Lifting a complaint lock is intentionally out of band — removing a complained-about
recipient risks your domain reputation, so it requires support rather than a routine
API call.

**Errors:** `403 INSUFFICIENT_SCOPE` (agent key), `404 NOT_FOUND` (no such row for
this account — returned in preference to `409` so cross-account existence never
leaks), `409 RECIPIENT_BLOCKLIST_COMPLAINT_LOCKED`. See [error codes](/agents/errors).

---

## Rate limiting

The add endpoints (single and bulk) share a per-account hourly budget that counts
**emails added, not requests made** — a 1,000-row bulk request consumes 1,000
against the budget. The default budget is **5,000 emails added per hour per account**.
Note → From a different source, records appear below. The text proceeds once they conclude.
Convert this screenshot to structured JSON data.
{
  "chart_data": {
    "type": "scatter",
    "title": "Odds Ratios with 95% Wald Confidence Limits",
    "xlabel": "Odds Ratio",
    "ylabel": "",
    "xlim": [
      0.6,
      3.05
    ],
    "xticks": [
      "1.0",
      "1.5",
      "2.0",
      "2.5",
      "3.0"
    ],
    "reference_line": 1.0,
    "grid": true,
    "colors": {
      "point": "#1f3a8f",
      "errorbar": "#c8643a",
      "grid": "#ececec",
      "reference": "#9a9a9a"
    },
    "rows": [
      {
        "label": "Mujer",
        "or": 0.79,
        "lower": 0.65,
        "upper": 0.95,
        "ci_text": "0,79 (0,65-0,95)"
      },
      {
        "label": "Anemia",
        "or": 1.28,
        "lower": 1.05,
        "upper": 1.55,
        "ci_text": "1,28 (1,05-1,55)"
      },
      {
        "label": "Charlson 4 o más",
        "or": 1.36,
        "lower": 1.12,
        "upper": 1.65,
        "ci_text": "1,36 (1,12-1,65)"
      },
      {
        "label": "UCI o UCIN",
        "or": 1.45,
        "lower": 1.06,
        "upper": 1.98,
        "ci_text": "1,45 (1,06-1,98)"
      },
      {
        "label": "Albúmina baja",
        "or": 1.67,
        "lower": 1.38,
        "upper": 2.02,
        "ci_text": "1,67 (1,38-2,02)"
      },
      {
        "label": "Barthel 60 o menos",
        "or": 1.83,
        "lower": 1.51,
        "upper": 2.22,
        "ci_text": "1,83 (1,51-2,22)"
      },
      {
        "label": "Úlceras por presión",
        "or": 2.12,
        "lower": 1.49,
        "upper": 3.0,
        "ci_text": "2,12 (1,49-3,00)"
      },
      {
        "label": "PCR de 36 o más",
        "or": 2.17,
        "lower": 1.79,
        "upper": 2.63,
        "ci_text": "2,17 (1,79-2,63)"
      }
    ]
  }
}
When the budget is exhausted, adds return `429 RATE_LIMITED` with a `Retry-After`
header and `X-RateLimit-Limit` / `X-RateLimit-Remaining` / `X-RateLimit-Reset`:

```http
HTTP/1.1 429 Too Many Requests
Retry-After: 2734
X-RateLimit-Limit: 5000
X-RateLimit-Remaining: 0
X-RateLimit-Reset: 1745000000

{ "error": "Too many requests", "code": "RATE_LIMITED",
  "details": { "retry_after": 2734 } }
```

A retried add after a `429` won't double-insert — the add endpoints are safe to
retry once the window resets.

## Idempotency and normalization

- Every `email` is normalized (`trim().toLowerCase()`) before storage, so
  `Foo@Bar.com` and `foo@bar.com` are the same row.
- A repeat single add returns `already_existed: true` with `created_at: null` — no
  second audit entry, no second webhook. Concurrent adds of the same address
  resolve to a single row.
- Bulk add applies the same normalization, then dedupes the input array before
  validation; `counts.total` is the deduped size.